Daniel August 26, 2009 12:23 pm (Pacific time)

Daniel actually Alberta is more like a watered down version of Texas , and Texas is like a whole nuther country . Maybe we can annex them off to form a new nation , and throw in Oklahoma to boot , call it Altexahoma . I remember watching the yellow rose at the movies when young , it was the first time I saw a women get shot in a movie , we certainly have gotten a bit more violent in the cinema since .


Henry Ruark August 25, 2009 8:29 am (Pacific time)

Friend Daniel: Forigve: Yrs typical of many even in U.S., but "suasion" is only one major tool of anyone seeking to be "strong" in office. Ever since "Old Hickory" Jackson, many other major ways exist, most "invisible" since buried within party-pattern. Then there's malign misuse, as in Bush/Cheney (reverse ?!) with cabal confirmed to consolidate attack on real vulnerabilities. TRUE public opnion can bring,recently demonstrated (Nov. 4 !) massive mandates demanding reform...now well underway despite desperate attacks to devastate, deny, delay and defeat. Watch what will be coming next, for test of both the pattern and this President.

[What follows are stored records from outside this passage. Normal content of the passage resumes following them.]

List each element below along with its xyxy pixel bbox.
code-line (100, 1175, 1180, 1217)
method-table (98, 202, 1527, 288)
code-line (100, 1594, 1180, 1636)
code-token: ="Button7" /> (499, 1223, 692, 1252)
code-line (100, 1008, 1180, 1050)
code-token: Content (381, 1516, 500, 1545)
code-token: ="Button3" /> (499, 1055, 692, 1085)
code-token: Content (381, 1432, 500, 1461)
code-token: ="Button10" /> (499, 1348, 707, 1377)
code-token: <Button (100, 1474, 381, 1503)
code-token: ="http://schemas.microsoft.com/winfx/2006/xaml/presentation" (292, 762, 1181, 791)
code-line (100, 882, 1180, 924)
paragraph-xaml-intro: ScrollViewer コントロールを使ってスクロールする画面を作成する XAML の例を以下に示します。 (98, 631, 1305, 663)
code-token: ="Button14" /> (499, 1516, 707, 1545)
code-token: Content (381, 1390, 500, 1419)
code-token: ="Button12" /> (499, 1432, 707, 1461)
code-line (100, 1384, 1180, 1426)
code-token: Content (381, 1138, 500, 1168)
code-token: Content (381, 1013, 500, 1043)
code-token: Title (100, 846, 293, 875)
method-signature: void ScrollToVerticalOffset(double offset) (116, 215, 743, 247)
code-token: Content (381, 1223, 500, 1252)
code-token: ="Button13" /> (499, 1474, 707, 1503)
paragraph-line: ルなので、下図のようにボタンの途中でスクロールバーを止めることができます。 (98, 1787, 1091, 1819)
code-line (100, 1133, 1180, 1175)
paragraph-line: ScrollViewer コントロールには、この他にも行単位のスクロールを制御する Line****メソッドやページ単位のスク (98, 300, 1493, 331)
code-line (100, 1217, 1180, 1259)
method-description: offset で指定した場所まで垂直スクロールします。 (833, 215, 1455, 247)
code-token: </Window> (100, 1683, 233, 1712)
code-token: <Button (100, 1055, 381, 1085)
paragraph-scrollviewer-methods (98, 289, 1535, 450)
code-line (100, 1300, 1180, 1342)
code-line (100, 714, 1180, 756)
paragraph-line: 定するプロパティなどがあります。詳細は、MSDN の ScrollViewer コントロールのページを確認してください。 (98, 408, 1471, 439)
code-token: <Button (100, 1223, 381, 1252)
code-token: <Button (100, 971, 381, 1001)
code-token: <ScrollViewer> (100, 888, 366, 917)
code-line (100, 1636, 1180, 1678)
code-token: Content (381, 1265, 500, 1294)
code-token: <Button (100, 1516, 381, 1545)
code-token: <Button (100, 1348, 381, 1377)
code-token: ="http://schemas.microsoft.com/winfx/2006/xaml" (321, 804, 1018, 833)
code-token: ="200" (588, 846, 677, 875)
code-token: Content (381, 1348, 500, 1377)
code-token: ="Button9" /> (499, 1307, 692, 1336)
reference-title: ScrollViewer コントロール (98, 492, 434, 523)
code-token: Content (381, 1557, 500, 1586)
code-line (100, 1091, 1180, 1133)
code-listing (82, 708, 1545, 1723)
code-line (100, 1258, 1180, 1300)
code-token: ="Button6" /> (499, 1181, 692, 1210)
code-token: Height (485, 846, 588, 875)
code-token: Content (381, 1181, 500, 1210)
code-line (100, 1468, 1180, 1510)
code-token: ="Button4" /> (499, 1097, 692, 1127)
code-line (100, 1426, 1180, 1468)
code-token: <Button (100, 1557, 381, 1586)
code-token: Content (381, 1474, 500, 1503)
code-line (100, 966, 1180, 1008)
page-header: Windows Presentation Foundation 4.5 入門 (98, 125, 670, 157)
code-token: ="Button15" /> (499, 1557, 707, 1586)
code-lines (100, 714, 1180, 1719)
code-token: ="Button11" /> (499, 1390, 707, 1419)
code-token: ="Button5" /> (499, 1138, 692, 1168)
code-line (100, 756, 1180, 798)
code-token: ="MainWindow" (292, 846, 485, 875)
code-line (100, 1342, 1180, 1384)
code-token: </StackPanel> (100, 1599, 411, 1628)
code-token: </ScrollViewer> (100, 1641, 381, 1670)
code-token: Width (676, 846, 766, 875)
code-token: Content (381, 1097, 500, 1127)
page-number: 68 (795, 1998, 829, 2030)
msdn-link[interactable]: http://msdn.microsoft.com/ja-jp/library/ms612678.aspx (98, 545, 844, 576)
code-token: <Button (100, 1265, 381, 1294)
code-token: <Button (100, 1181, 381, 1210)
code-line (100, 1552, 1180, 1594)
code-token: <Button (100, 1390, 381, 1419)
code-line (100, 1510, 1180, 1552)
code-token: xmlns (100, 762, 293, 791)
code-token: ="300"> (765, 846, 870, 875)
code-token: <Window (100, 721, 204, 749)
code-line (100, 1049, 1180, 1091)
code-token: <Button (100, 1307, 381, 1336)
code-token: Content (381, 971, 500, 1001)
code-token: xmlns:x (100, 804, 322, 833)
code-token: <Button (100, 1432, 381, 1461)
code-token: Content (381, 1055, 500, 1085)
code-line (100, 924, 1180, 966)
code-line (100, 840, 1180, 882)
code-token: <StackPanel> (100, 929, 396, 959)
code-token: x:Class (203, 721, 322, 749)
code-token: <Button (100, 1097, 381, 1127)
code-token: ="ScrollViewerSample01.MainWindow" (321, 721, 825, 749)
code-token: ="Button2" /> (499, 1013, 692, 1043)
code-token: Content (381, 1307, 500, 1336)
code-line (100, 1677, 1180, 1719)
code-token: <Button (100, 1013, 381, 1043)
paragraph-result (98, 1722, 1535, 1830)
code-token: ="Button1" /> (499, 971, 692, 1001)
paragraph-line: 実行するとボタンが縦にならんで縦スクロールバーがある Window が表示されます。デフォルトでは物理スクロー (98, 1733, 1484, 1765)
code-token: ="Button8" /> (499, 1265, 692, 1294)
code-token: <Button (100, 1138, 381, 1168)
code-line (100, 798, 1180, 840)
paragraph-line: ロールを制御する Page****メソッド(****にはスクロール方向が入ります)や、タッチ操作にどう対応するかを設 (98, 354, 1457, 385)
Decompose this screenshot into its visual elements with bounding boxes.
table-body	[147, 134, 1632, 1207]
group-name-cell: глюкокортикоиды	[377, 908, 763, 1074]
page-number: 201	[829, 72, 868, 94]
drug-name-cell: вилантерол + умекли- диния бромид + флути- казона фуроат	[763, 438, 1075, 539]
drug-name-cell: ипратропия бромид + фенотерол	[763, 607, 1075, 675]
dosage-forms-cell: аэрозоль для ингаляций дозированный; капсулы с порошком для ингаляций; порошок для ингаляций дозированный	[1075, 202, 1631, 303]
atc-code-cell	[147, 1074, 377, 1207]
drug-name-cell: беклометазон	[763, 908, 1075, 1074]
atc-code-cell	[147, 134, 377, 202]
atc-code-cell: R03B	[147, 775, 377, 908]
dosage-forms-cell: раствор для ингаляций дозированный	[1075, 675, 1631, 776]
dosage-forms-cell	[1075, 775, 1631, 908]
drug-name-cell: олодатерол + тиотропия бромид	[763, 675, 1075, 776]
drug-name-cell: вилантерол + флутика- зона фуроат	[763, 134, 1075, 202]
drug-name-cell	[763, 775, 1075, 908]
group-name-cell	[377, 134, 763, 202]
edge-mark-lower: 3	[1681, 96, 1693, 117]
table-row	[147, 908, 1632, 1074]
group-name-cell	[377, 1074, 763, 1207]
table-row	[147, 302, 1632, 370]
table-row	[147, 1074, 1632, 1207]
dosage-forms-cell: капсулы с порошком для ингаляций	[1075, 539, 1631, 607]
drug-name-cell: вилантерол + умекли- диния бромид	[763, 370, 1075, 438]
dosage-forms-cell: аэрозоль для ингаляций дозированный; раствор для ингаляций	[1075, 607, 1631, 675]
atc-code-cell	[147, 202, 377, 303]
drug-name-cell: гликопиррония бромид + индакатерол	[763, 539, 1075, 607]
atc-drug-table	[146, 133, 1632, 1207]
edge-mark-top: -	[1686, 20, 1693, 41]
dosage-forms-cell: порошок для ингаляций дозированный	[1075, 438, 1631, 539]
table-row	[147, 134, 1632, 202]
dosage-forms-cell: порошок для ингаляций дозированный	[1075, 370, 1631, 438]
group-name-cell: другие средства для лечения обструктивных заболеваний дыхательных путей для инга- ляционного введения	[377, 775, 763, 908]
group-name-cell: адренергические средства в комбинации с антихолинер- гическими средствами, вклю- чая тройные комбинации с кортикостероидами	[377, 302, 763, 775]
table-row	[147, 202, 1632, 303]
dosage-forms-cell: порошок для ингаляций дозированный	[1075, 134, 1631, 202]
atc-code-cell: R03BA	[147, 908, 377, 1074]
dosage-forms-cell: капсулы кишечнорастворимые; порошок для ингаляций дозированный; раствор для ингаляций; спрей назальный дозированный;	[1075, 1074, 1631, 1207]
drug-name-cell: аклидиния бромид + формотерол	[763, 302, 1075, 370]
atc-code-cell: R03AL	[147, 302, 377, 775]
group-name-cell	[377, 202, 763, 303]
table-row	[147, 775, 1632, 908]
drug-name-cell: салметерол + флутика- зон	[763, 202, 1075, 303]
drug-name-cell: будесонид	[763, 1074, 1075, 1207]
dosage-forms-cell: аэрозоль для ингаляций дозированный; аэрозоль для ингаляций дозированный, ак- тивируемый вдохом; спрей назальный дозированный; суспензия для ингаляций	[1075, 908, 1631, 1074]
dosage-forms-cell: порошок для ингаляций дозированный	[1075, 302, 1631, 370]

Daniel Johnson August 24, 2009 4:31 pm (Pacific time)

Mike H.: I had high hopes for Obama, as many people did, but I think it might turn out that he is still too much a captive of the overall system. The only real power the president has is of suasion. He can veto, but that's the extent of his power. It's all the senators and representatives that have to be re-elected in the field who can be problematic. In Canada, the prime minister has nearly autocratic power which is both a good and bad thing, depending on your orientation. Thanks for you encouraging comment.


Mike H. August 24, 2009 2:12 pm (Pacific time)

Pfeifengesicht: A face that desires a fist in it. LOL I learned that one a while ago. Good article, thanks for writing with respect. What do you think of our current president?